With Wyatt supplying details, I told her as much as I could about Erson Station. She absorbed that without comment, then asked, “What do you have for resources?”

“Resources?”

“People, weapons, vehicles, that kind of thing.”

Wyatt was mouthing something at me. “We can get guns, apparently,” I relayed to Lex.

“But it’s just you and this vampire? Who else do you know in Las Vegas?”

That was a good question. “Well, Sashi, but I got the impression that she’s not really a fighter.”

“No, she isn’t. Anyone else?”

Could I get Cliff back? He was supposedly driving the SUV back to LA, but if they hadn’t left yet, maybe Bethany or Tara could drive. But convincing Cliff to help me save a bunch of vampires, without Dashiell’s permission, was going to be a hard sell. “I might have one other guy. Human, but a well-trained bodyguard type.”

“That’s good. And you mentioned a witch?” she asked.

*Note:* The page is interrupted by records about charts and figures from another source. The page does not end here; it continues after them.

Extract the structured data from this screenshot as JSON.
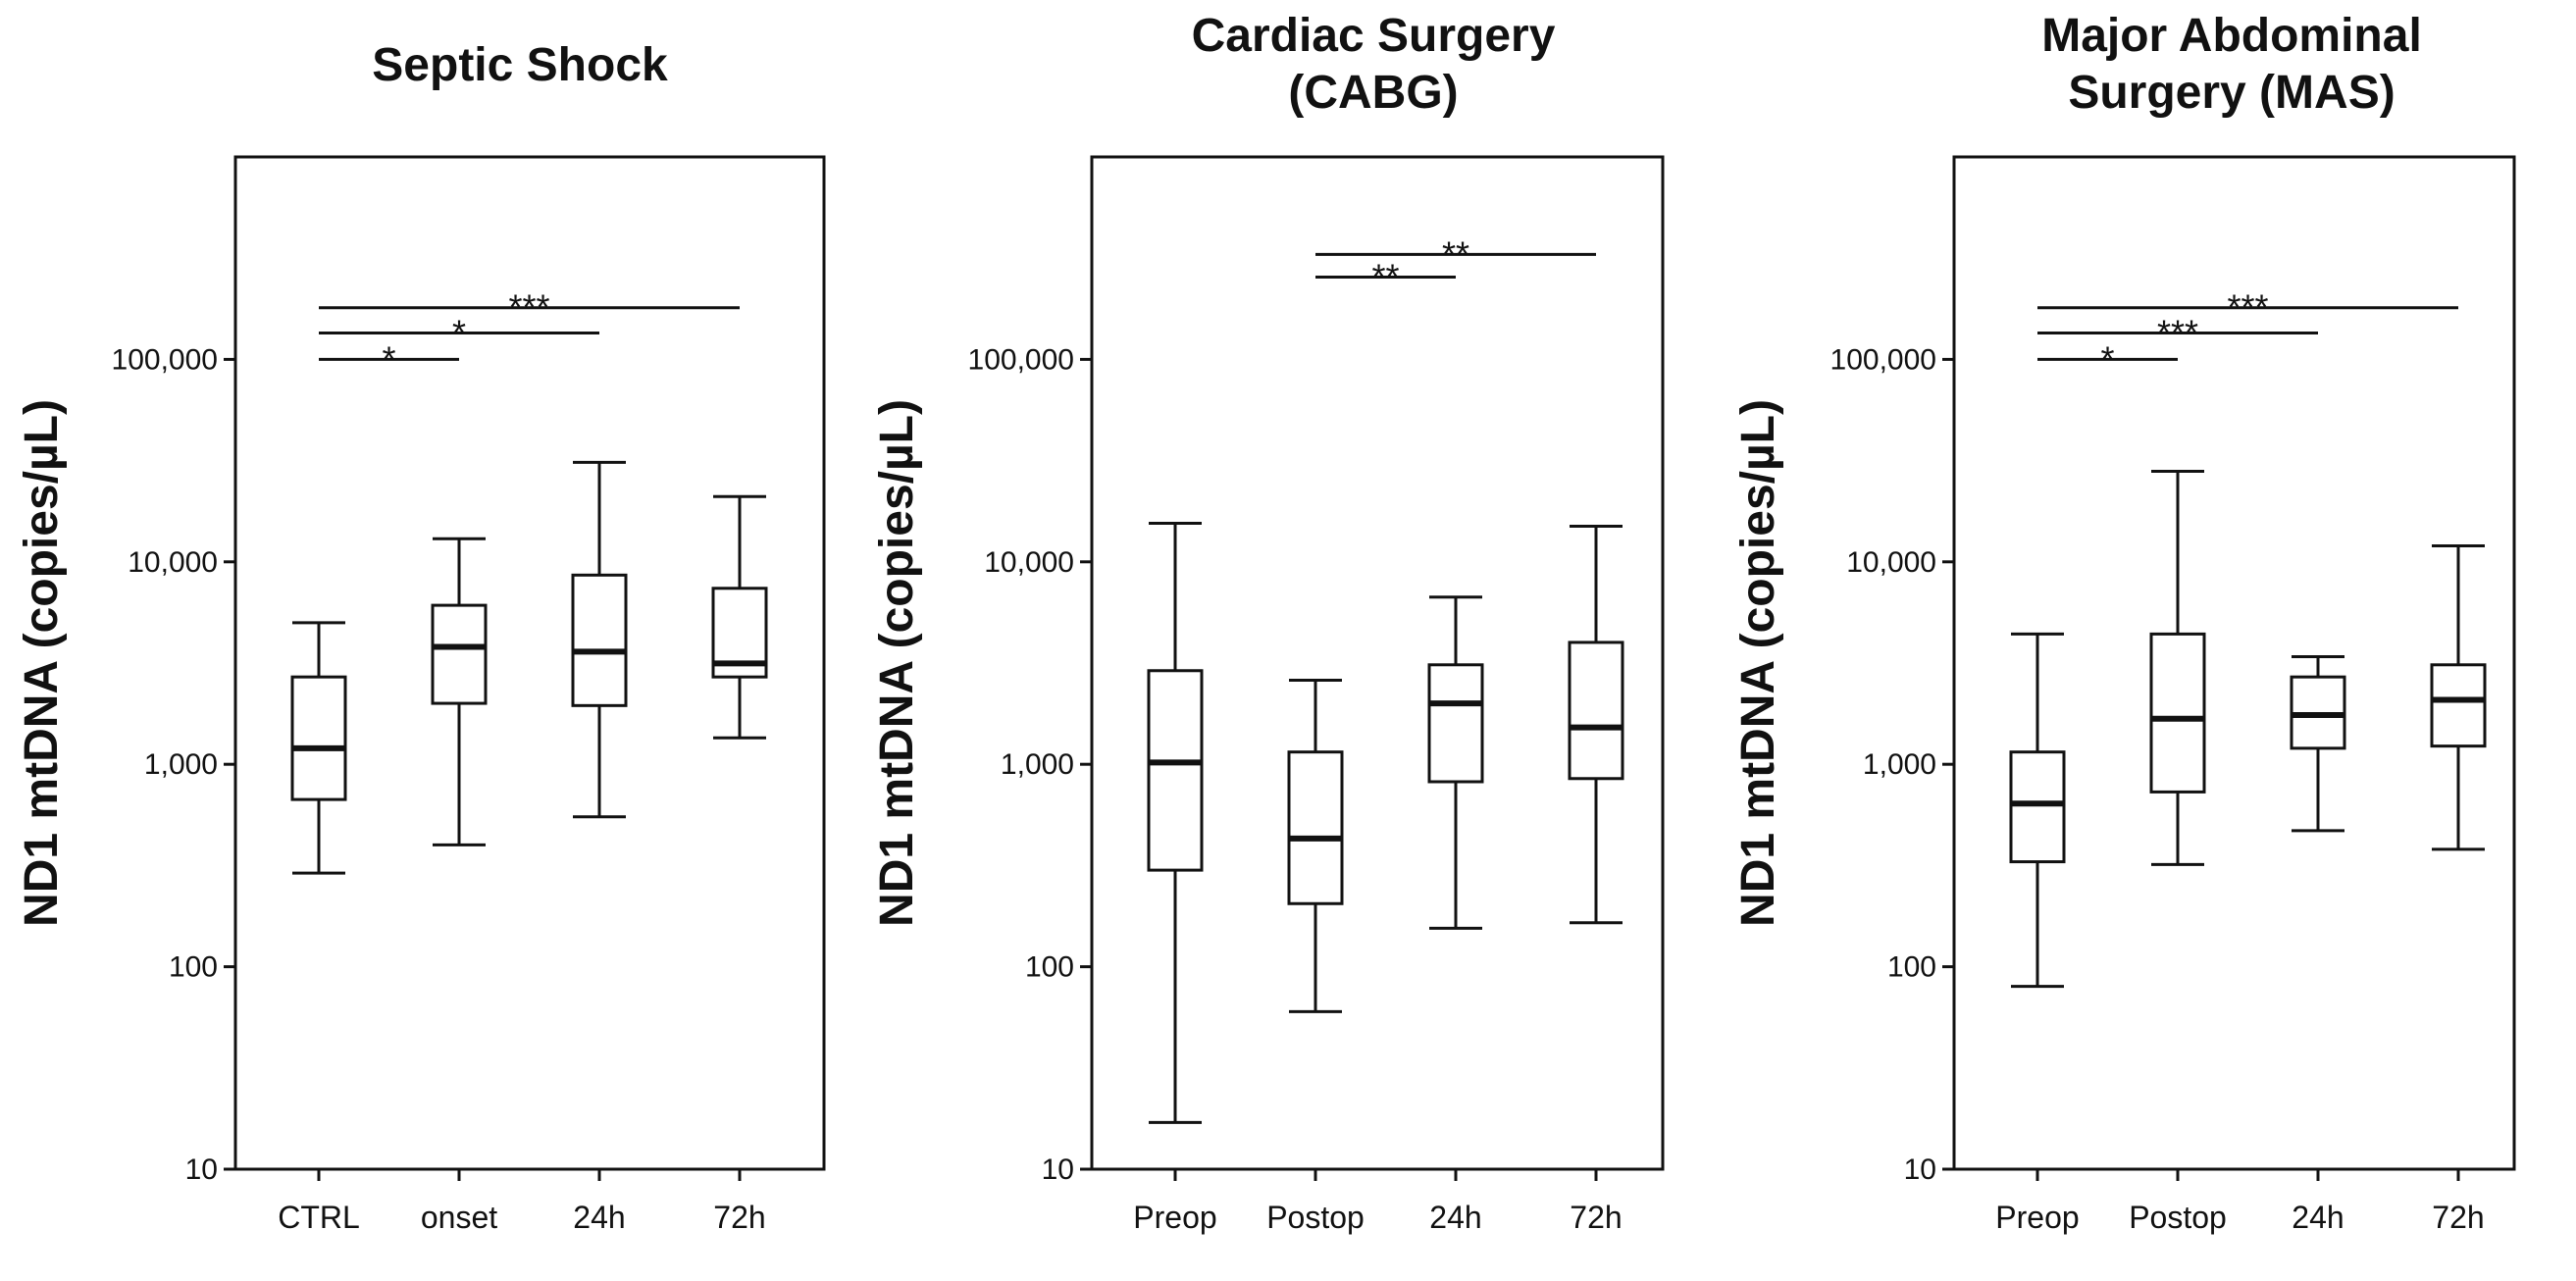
{
  "chart_data": [
    {
      "type": "box",
      "title": [
        "Septic Shock"
      ],
      "ylabel": "ND1 mtDNA (copies/µL)",
      "yscale": "log",
      "ylim": [
        10,
        1000000
      ],
      "yticks": [
        10,
        100,
        1000,
        10000,
        100000
      ],
      "ytick_labels": [
        "10",
        "100",
        "1,000",
        "10,000",
        "100,000"
      ],
      "categories": [
        "CTRL",
        "onset",
        "24h",
        "72h"
      ],
      "boxes": [
        {
          "min": 290,
          "q1": 670,
          "median": 1200,
          "q3": 2700,
          "max": 5000
        },
        {
          "min": 400,
          "q1": 2000,
          "median": 3800,
          "q3": 6100,
          "max": 13000
        },
        {
          "min": 550,
          "q1": 1950,
          "median": 3600,
          "q3": 8600,
          "max": 31000
        },
        {
          "min": 1350,
          "q1": 2700,
          "median": 3150,
          "q3": 7400,
          "max": 21000
        }
      ],
      "significance": [
        {
          "from": 0,
          "to": 1,
          "label": "*",
          "level": 100000
        },
        {
          "from": 0,
          "to": 2,
          "label": "*",
          "level": 135000
        },
        {
          "from": 0,
          "to": 3,
          "label": "***",
          "level": 180000
        }
      ]
    },
    {
      "type": "box",
      "title": [
        "Cardiac Surgery",
        "(CABG)"
      ],
      "ylabel": "ND1 mtDNA (copies/µL)",
      "yscale": "log",
      "ylim": [
        10,
        1000000
      ],
      "yticks": [
        10,
        100,
        1000,
        10000,
        100000
      ],
      "ytick_labels": [
        "10",
        "100",
        "1,000",
        "10,000",
        "100,000"
      ],
      "categories": [
        "Preop",
        "Postop",
        "24h",
        "72h"
      ],
      "boxes": [
        {
          "min": 17,
          "q1": 300,
          "median": 1020,
          "q3": 2900,
          "max": 15500
        },
        {
          "min": 60,
          "q1": 205,
          "median": 430,
          "q3": 1150,
          "max": 2600
        },
        {
          "min": 155,
          "q1": 820,
          "median": 2000,
          "q3": 3100,
          "max": 6700
        },
        {
          "min": 165,
          "q1": 850,
          "median": 1520,
          "q3": 4000,
          "max": 15000
        }
      ],
      "significance": [
        {
          "from": 1,
          "to": 2,
          "label": "**",
          "level": 255000
        },
        {
          "from": 1,
          "to": 3,
          "label": "**",
          "level": 330000
        }
      ]
    },
    {
      "type": "box",
      "title": [
        "Major Abdominal",
        "Surgery (MAS)"
      ],
      "ylabel": "ND1 mtDNA (copies/µL)",
      "yscale": "log",
      "ylim": [
        10,
        1000000
      ],
      "yticks": [
        10,
        100,
        1000,
        10000,
        100000
      ],
      "ytick_labels": [
        "10",
        "100",
        "1,000",
        "10,000",
        "100,000"
      ],
      "categories": [
        "Preop",
        "Postop",
        "24h",
        "72h"
      ],
      "boxes": [
        {
          "min": 80,
          "q1": 330,
          "median": 640,
          "q3": 1150,
          "max": 4400
        },
        {
          "min": 320,
          "q1": 730,
          "median": 1680,
          "q3": 4400,
          "max": 28000
        },
        {
          "min": 470,
          "q1": 1200,
          "median": 1750,
          "q3": 2700,
          "max": 3400
        },
        {
          "min": 380,
          "q1": 1230,
          "median": 2080,
          "q3": 3100,
          "max": 12000
        }
      ],
      "significance": [
        {
          "from": 0,
          "to": 1,
          "label": "*",
          "level": 100000
        },
        {
          "from": 0,
          "to": 2,
          "label": "***",
          "level": 135000
        },
        {
          "from": 0,
          "to": 3,
          "label": "***",
          "level": 180000
        }
      ]
    }
  ]
}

“Yeah, Laurel. But she’s pretty weak.” I shot an apologetic look at Wyatt, who shrugged in a you’re not wrong kind of way.

“There may be ways to boost her magic,” Lex said immediately. “That’s something I’ve been working on here. Is she a trades witch?”

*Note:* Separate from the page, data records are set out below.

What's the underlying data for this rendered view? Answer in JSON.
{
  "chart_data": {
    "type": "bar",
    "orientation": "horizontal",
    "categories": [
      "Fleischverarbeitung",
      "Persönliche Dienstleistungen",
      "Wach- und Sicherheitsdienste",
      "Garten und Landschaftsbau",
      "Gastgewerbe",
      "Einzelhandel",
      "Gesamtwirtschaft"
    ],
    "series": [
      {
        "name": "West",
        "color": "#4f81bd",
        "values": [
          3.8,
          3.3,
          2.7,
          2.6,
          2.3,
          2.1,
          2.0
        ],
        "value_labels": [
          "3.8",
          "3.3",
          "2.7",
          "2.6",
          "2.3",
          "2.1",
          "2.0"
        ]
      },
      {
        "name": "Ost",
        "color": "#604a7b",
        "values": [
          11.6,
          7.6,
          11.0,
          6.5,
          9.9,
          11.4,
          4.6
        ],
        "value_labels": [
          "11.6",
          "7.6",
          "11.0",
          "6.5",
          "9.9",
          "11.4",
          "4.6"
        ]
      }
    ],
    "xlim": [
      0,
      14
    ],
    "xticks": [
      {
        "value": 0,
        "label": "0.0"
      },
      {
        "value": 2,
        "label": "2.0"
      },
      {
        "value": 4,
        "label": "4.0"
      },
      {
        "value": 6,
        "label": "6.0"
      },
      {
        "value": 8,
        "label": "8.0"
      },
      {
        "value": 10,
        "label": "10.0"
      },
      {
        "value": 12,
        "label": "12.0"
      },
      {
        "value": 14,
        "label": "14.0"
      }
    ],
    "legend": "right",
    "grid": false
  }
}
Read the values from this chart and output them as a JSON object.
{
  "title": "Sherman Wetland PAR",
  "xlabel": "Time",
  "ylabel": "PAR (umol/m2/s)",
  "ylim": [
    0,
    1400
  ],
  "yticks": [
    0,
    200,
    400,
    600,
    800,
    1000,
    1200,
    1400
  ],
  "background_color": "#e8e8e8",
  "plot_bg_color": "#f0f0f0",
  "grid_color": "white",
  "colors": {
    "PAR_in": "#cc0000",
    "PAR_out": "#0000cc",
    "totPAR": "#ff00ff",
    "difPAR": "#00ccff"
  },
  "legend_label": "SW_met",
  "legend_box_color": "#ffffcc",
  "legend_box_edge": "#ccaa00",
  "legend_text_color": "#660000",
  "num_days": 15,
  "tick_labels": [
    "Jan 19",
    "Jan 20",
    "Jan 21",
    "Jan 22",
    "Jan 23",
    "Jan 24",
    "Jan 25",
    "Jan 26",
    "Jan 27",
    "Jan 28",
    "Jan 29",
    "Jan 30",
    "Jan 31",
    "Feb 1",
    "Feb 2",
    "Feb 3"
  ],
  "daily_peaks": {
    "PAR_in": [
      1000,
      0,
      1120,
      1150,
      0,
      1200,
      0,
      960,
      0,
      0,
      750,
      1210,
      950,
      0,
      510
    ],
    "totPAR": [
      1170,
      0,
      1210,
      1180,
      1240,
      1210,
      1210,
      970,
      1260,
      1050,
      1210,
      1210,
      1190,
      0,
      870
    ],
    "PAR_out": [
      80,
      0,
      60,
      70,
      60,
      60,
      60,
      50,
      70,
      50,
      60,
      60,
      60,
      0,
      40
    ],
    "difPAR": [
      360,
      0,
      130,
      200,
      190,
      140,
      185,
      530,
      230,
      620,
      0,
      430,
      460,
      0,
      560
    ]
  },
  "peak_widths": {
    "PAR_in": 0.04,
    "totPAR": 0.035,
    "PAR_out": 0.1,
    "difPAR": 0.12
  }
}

Most witches did general magic, but a few specialized in something, the way Sashi could do healing magic and Lex worked with death magic. I started to ask Wyatt, then just said, “Hang on, I’m going to put you on speakerphone with Wyatt; he’s the family friend.”

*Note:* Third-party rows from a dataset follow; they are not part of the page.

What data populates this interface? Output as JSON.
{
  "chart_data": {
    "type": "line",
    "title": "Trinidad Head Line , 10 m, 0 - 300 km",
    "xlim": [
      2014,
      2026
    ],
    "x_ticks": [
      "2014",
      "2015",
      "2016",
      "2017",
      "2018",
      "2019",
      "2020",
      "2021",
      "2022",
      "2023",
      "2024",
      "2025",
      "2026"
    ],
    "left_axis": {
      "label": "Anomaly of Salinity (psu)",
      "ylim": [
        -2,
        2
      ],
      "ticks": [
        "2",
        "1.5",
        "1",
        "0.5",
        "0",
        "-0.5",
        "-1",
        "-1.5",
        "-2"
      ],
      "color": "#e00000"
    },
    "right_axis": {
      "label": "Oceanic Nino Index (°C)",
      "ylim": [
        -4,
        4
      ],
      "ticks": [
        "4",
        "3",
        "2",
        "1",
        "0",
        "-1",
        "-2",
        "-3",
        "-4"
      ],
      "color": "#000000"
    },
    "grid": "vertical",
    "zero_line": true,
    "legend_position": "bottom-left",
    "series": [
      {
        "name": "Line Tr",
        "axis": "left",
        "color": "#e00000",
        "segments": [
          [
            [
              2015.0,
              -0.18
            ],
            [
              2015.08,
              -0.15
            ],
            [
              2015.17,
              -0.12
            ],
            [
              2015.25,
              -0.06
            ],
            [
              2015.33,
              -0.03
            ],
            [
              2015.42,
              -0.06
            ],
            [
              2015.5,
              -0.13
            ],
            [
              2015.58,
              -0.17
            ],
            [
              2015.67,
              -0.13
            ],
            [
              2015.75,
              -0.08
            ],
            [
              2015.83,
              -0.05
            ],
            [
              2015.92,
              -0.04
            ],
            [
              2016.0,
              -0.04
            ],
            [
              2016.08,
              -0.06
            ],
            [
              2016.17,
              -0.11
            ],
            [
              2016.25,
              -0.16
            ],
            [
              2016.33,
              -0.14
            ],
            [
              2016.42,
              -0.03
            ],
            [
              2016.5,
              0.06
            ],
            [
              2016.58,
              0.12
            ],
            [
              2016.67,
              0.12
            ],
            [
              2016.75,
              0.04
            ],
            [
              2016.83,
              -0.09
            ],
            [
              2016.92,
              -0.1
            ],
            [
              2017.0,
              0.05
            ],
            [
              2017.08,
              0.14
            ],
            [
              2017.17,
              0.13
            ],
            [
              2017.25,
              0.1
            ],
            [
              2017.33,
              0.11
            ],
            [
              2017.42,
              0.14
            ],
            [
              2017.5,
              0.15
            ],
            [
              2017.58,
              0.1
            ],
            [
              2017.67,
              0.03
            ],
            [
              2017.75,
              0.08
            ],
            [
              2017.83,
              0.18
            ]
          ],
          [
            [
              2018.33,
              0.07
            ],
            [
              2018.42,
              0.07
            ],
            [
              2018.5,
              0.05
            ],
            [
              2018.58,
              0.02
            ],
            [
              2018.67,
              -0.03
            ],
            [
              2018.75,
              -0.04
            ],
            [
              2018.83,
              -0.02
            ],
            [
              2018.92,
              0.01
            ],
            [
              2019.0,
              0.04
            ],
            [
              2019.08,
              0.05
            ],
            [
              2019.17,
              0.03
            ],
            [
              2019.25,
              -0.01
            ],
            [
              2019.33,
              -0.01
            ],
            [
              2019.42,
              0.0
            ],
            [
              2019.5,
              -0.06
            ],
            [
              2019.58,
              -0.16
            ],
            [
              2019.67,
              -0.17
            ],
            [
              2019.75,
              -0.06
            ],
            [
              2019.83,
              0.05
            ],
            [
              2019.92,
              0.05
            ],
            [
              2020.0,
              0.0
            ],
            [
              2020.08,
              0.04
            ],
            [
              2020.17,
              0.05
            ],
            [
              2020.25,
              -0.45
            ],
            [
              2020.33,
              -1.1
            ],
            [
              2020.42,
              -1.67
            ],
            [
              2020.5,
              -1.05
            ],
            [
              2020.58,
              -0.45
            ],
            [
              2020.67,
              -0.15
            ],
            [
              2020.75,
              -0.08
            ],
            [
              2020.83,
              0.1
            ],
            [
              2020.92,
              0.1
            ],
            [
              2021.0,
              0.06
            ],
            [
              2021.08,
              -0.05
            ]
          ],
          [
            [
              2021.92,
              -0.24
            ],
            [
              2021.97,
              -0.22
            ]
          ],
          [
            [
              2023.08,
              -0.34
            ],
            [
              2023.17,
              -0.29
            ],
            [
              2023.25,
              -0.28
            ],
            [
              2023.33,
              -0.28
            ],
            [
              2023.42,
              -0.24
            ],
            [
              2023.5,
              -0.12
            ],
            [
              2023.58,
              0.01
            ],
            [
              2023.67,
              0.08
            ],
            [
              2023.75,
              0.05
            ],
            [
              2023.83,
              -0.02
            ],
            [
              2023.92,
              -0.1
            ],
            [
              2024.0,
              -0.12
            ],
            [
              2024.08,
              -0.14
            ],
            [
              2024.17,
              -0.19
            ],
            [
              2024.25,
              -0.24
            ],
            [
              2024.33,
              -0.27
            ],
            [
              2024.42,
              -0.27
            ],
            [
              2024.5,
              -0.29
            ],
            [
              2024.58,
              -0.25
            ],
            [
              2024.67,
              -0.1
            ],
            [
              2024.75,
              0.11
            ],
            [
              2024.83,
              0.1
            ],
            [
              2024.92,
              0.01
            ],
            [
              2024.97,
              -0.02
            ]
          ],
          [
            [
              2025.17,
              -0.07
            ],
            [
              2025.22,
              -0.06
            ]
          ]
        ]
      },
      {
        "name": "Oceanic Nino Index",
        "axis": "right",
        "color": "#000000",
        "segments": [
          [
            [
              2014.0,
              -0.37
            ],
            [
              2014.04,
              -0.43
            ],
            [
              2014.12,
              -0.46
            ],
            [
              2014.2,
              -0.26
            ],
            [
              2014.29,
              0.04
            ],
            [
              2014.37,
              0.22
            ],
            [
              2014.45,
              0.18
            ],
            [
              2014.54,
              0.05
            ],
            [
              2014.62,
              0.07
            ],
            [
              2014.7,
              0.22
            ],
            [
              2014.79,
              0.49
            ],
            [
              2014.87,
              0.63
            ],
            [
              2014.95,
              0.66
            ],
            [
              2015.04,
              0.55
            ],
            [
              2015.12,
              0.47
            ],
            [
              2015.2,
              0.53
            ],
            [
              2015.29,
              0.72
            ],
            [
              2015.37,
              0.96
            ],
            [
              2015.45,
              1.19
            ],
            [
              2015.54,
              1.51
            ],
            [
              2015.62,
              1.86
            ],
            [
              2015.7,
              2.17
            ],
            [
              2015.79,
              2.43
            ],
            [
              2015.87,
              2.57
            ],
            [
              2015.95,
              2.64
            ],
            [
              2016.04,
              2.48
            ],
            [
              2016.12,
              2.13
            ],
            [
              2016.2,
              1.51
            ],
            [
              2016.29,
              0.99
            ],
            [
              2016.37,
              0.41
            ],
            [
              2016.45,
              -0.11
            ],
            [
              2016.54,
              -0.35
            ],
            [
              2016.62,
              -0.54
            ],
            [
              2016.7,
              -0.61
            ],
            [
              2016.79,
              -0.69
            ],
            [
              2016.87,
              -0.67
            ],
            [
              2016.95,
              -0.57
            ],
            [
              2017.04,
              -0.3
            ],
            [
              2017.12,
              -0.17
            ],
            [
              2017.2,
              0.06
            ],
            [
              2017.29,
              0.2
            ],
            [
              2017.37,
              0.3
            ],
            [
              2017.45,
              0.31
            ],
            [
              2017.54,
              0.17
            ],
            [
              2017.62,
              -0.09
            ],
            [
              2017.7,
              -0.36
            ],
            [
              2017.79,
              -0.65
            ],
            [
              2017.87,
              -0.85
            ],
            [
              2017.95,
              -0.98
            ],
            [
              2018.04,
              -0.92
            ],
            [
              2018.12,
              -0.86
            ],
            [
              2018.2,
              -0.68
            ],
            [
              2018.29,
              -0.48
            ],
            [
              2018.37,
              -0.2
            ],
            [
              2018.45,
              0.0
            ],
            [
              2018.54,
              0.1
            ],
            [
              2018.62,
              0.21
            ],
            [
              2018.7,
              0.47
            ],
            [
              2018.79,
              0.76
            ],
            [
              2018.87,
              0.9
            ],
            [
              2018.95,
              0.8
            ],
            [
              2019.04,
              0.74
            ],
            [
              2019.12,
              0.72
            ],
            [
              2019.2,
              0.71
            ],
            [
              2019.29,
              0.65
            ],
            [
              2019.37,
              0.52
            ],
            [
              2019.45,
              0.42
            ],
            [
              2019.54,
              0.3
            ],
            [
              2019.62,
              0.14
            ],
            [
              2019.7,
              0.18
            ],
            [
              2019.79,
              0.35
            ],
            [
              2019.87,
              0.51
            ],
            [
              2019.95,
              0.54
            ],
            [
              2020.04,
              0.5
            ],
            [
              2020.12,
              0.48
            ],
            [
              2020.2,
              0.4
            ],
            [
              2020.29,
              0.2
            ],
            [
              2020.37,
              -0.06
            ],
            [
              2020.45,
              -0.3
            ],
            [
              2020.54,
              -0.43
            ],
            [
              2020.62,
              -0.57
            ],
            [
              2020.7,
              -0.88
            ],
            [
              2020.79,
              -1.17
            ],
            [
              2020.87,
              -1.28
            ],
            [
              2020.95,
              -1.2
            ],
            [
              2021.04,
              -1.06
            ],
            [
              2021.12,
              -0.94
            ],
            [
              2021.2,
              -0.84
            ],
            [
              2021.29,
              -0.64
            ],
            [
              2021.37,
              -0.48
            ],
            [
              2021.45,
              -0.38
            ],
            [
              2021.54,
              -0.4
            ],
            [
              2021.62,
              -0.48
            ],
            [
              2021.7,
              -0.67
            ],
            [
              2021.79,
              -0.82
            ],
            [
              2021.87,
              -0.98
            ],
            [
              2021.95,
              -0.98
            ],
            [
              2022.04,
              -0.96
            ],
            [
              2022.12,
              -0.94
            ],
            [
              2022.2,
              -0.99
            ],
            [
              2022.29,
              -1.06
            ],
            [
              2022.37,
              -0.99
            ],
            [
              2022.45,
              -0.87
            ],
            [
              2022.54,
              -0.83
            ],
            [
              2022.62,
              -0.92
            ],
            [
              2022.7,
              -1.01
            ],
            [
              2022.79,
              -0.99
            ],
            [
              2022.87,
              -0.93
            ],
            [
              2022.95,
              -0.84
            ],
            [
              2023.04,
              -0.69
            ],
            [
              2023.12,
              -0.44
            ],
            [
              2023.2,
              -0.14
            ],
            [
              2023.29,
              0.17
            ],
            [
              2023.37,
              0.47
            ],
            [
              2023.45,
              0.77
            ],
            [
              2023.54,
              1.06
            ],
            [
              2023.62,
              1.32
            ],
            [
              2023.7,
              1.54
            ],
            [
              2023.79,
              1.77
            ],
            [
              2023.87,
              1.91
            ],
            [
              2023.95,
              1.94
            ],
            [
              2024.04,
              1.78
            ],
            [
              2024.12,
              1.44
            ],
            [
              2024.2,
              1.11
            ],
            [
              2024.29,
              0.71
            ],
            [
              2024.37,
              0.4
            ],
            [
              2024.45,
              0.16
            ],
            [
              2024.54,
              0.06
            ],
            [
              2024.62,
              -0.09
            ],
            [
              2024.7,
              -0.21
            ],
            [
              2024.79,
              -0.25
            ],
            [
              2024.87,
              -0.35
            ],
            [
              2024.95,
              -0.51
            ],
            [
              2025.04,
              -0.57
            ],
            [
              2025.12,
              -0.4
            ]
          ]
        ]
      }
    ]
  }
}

“Is Laurel a trades witch?” I asked him after I’d hit the speakerphone.

Wyatt hesitated. “Not exactly,” he said. “She can do trades magic, but her clan has a sort of talent. I wouldn’t call it a specialty so much as a . . . family tradition. It’s what brought them to Vegas, actually.”

He launched into an explanation, while Lex and I listened silently. I couldn’t tell what Lex was thinking, but at the end Wyatt added, “Look, Laurel’s already got one kid, and her wife’s expecting their second. I don’t want to put her in danger, not for me. Not for my revenge.”

“That’s okay,” Lex said. “I think you can use her ability without putting her in harm’s way.”

“How?” I asked.

“Well, look, you guys are going to have to make your own plan, based on the terrain and the players. But I do have a few . . . suggestions.”

Chapter 28

After I hung up with Lex, Wyatt went down to the seating area to call Laurel, while I sat on the bed and called Cliff. When he answered, he was in the Venetian parking lot, driving around to pick up Juliet, Tara, and Bethany to rush them back to Los Angeles. I asked him to pull over for a moment, and explained the situation.

“I don’t know, Scarlett,” he said, sounding uneasy. “No offense, but I’m not all that invested in saving a bunch of vampires from themselves. And this does not sound like something Dashiell would want you to do.”

I heard something in his voice. On a hunch, I said, “Did Hayne already call you?” Dashiell would be pissed that I was going against his wishes, if not his direct orders. And Hayne was Dashiell’s human right-hand man.